What else will be required? The received wisdom for cloud computing has been to by-pass existing channels and sell direct to the customer via a subscription model. This is fine for functions that can be shrink-wrapped as to what is required by the business (such as expense management, email or even large chunks of customer relationship management (CRM) and other enterprise application).
But, organisations are searching for Nirvana – they want a fully integrated, flexible platform and IT systems that can support the changing needs of the business. This requires more flexibility than just buying cloud applications off the page – and some clever thinking by vendors, channel and users alike.
Firstly, vendors need to be able to provide flexibility that meets both customer and channel needs. They also need to be able to offer flexible contracts that work for customers and the channel alike. Only offering subscriptions to customers may seem to be right, but how about the customer whose budget states that so much has to be spent as capital?
Signing them up on a front-loaded capital model where they gain rights to licences for a period of time may be all that is required to make it work for them. Using the channel to manage this relationship and to offer additional services that a vendor does not provide delvers added value that works for everyone.
For the reseller channel, it has to look at how it compensates its sales force. The archetypal capital plus maintenance model provides a large amount of money into a sales person’s salary cheque soon after the deal closes. A subscription model needs this to be averaged out over the length of the deal – which could be 12, 24 or even 36 months.
Some means of bridging the gap between all capital plus maintenance to mainly subscription is required, along with some means of providing recompense to a sales person who wishes to leave the company, but has several accounts that still have considerable time to run within their subscriptions.
For end-user organisations, the change to cloud is most marked. Just taking existing CRM, enterprise resource planning (ERP) or other enterprise applications and moving them onto other hardware in someone else’s data centre is hardly cloud, and although a co-location approach has much to offer, it certainly won’t provide the full benefits of a true cloud platform to the business.
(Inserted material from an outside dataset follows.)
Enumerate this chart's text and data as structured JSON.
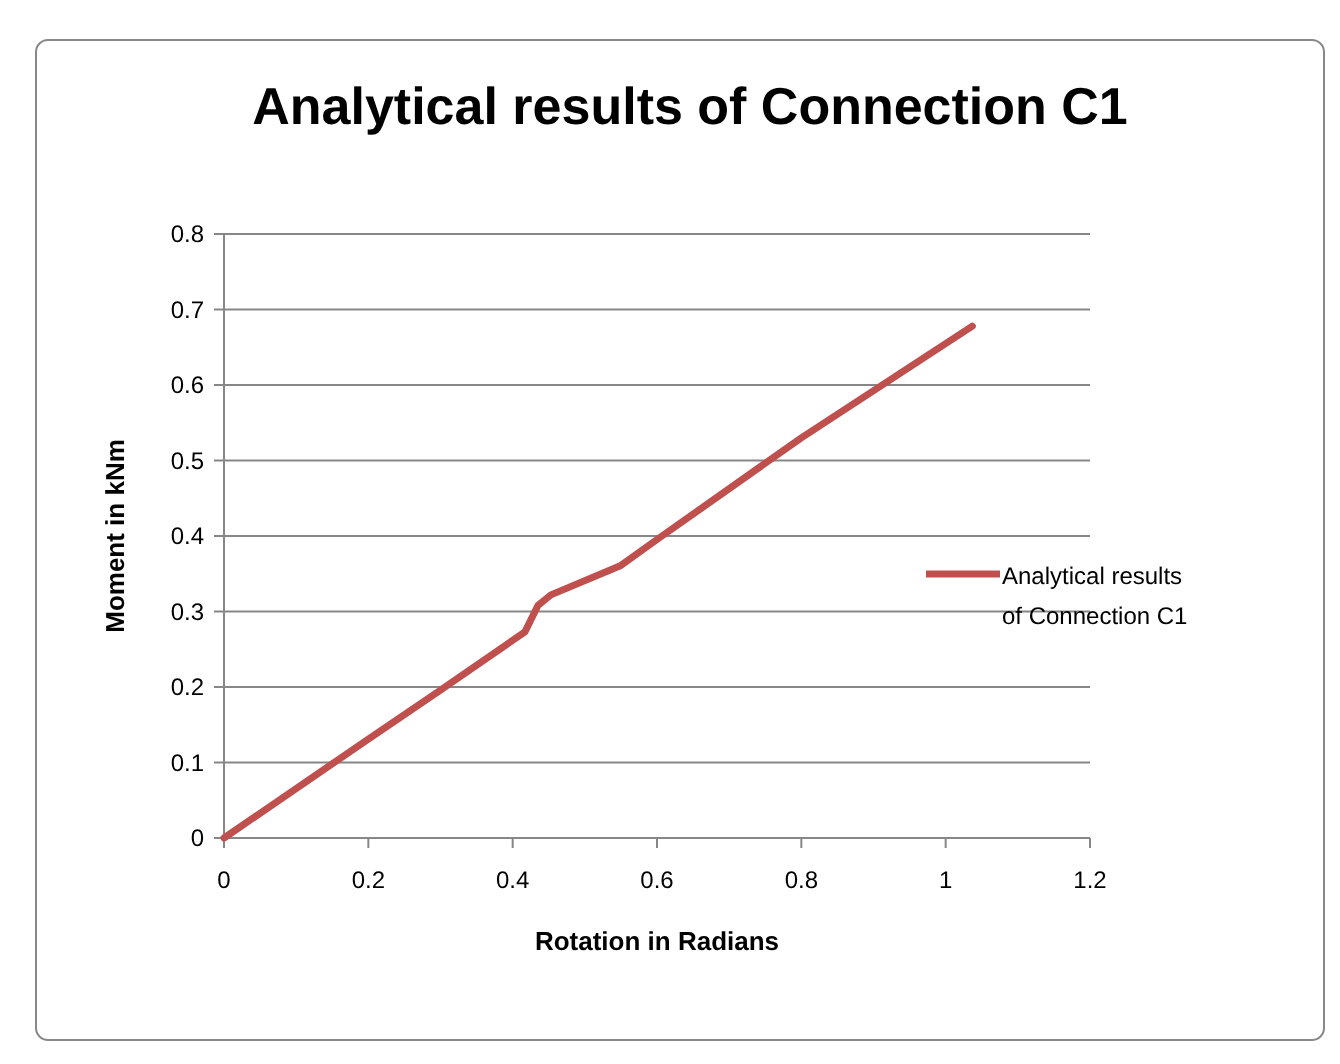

A more functional approach will be required; one where the business process comes first, and technology is taken in small functional chunks that are brought together as required to facilitate the business tasks that make up the business process.
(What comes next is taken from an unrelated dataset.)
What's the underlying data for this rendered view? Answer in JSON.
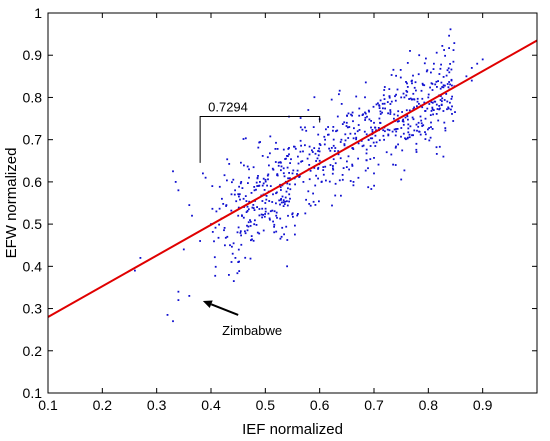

This aggregation of technical function then results in a highly dynamic composite application, which needs to be audited as to what it is doing, when and what the result was each time it was run. It may be possible for the end-user organisation to do the aggregation itself, but would be far better to outsource this to a cloud aggregator.
This newly emerging model is based around resellers or cloud providers offering some cloud-based functionality themselves (generally areas such as email, shared document management, virtual desktops) and then bringing together functions from other cloud providers to enable a composite application to be built, run and audited as needed.
It is likely that such aggregators will be where the biggest focus lies during 2012. As cloud grows in the minds of vendor and channel organisations as an area to focus on, their choice of underlying platforms will push the capabilities of existing cloud standards to interoperate successfully. An effective cloud aggregator will deal with this on the customer’s behalf – and so could make considerable money in the process.
As it stands, this year will not actually be ‘the year of cloud’ in itself – it remains just one step on a continuing journey towards a hybrid platform consisting of physical and virtual assets in private and co-location facilities combined with various cloud models. Having said this we will see more cloud adoption – and some pretty impressive new usage models that should propel those using them ahead of the competition.